The problem is less the spurious DRAM accesses etc, as awful as they would be. The compiler problem is really a mix of 1) understanding enough about fixed-bound unit-stride loops to nonoverlapping memory (or transforming access to such) and 2) data layouts that prevent that. E.g. while there are well understood data layouts at each point of the compilation pipeline, it's hard in general for compilers to profitably shift from array of structs to struct of array layouts.

You are correct that, generally speaking, most STL heavy code would be hard to vectorize and unlikely to gain much advantage. (Plus there are the valarray misadventures). You will sometimes see clang and gcc vectorize std::vector if the code is simple enough, and they can assume strict aliasing. Intel's compiler has historically been less aggressive about assuming strict aliasing.

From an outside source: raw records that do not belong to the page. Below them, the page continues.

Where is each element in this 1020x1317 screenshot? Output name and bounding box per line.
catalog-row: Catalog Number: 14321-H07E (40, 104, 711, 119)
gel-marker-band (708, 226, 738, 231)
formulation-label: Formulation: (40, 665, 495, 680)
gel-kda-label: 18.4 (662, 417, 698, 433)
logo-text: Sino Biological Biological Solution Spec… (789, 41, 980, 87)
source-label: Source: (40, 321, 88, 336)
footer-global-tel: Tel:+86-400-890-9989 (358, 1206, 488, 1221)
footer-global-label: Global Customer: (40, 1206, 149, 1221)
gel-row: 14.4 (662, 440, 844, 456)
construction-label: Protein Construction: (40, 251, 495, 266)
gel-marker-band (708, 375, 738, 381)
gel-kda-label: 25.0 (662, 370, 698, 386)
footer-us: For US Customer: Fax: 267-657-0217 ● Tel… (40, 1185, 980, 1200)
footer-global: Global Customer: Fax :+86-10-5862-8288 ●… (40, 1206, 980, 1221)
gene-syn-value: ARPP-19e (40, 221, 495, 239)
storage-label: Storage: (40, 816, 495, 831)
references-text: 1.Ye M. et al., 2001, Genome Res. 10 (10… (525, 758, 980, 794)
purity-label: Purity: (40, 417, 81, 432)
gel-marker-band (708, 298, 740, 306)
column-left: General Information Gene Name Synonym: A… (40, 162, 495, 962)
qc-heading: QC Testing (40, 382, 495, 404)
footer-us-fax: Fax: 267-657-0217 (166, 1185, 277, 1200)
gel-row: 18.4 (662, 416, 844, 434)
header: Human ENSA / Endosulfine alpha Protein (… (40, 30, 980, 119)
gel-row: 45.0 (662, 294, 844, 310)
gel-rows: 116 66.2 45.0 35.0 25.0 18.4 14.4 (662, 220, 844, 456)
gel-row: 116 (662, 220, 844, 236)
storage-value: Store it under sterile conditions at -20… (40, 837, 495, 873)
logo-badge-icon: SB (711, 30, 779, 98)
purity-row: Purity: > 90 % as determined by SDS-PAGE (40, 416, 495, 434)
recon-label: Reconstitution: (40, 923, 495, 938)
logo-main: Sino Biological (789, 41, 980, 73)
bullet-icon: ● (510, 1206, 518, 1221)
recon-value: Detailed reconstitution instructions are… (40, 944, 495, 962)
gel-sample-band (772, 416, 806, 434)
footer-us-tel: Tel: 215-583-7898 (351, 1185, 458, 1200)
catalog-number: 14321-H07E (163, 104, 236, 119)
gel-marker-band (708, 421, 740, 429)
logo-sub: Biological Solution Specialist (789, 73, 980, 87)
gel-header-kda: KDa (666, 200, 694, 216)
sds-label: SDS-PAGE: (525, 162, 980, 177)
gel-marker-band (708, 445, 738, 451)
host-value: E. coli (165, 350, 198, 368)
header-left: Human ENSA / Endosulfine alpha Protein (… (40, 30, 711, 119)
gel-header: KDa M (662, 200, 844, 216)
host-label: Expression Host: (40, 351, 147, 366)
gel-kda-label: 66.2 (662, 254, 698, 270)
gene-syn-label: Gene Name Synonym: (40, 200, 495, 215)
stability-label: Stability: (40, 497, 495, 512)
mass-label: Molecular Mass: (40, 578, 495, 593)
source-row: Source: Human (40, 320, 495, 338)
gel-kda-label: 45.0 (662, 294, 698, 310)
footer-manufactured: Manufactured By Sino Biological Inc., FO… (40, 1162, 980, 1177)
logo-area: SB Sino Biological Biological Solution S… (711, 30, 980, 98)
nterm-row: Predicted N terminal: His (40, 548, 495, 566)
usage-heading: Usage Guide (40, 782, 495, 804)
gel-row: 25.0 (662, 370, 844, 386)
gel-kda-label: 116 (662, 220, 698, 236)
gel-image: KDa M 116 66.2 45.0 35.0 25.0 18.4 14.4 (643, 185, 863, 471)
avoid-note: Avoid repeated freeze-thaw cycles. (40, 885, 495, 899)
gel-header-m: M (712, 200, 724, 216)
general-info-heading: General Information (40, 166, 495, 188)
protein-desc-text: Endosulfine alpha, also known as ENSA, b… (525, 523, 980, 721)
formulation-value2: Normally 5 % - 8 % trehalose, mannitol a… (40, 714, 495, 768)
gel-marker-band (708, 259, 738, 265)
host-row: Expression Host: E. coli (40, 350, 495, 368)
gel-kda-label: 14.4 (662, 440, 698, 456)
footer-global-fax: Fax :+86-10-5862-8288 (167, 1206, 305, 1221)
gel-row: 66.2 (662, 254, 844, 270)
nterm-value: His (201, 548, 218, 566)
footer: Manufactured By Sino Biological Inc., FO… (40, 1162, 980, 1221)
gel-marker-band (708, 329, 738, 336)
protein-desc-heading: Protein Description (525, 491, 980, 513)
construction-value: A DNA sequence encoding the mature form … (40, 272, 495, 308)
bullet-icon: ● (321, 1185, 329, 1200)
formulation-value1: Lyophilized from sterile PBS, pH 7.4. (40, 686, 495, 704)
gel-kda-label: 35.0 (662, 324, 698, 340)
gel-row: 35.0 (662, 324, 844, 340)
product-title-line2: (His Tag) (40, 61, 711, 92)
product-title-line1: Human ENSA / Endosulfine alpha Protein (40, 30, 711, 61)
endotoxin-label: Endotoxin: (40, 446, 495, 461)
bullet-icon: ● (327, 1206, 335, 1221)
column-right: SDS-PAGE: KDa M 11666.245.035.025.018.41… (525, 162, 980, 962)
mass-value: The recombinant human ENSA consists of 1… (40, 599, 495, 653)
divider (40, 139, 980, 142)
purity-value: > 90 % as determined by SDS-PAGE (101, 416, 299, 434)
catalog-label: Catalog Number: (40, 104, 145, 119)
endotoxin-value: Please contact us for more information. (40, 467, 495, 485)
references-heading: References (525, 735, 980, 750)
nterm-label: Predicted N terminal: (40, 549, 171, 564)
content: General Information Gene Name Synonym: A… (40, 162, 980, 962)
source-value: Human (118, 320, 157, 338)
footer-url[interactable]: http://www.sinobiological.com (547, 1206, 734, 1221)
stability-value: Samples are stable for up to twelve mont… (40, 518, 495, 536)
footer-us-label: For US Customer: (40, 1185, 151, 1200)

Various proposals are working through the standard committee to add explicit support for SIMD programming. E.g. if something like http://www.open-std.org/jtc1/sc22/wg21/docs/papers/2014/n418... were to be standardized we could write matrix multiply explicitly as:

  using SomeVec = Vector<T>
  for (size_t i=0; i<n; ++i) {
    for (size_t j=0; k<n; j+=SomeVec::size()) {
      SomeVec c_ij = A[i][0] * SomeVec(&B[0],j, Aligned);
      for (size_t k = 1; k < n; ++k) {
        c_ij += A[i][k] * SomeVec(&N[k][j], Aligned);
      }
      c_ij.store(&C[i][j], Aligned);
    }
  }

For my own work on vector languages and compilers I've had an easier time of it since they have been designed to enable simpler SIMD code generation.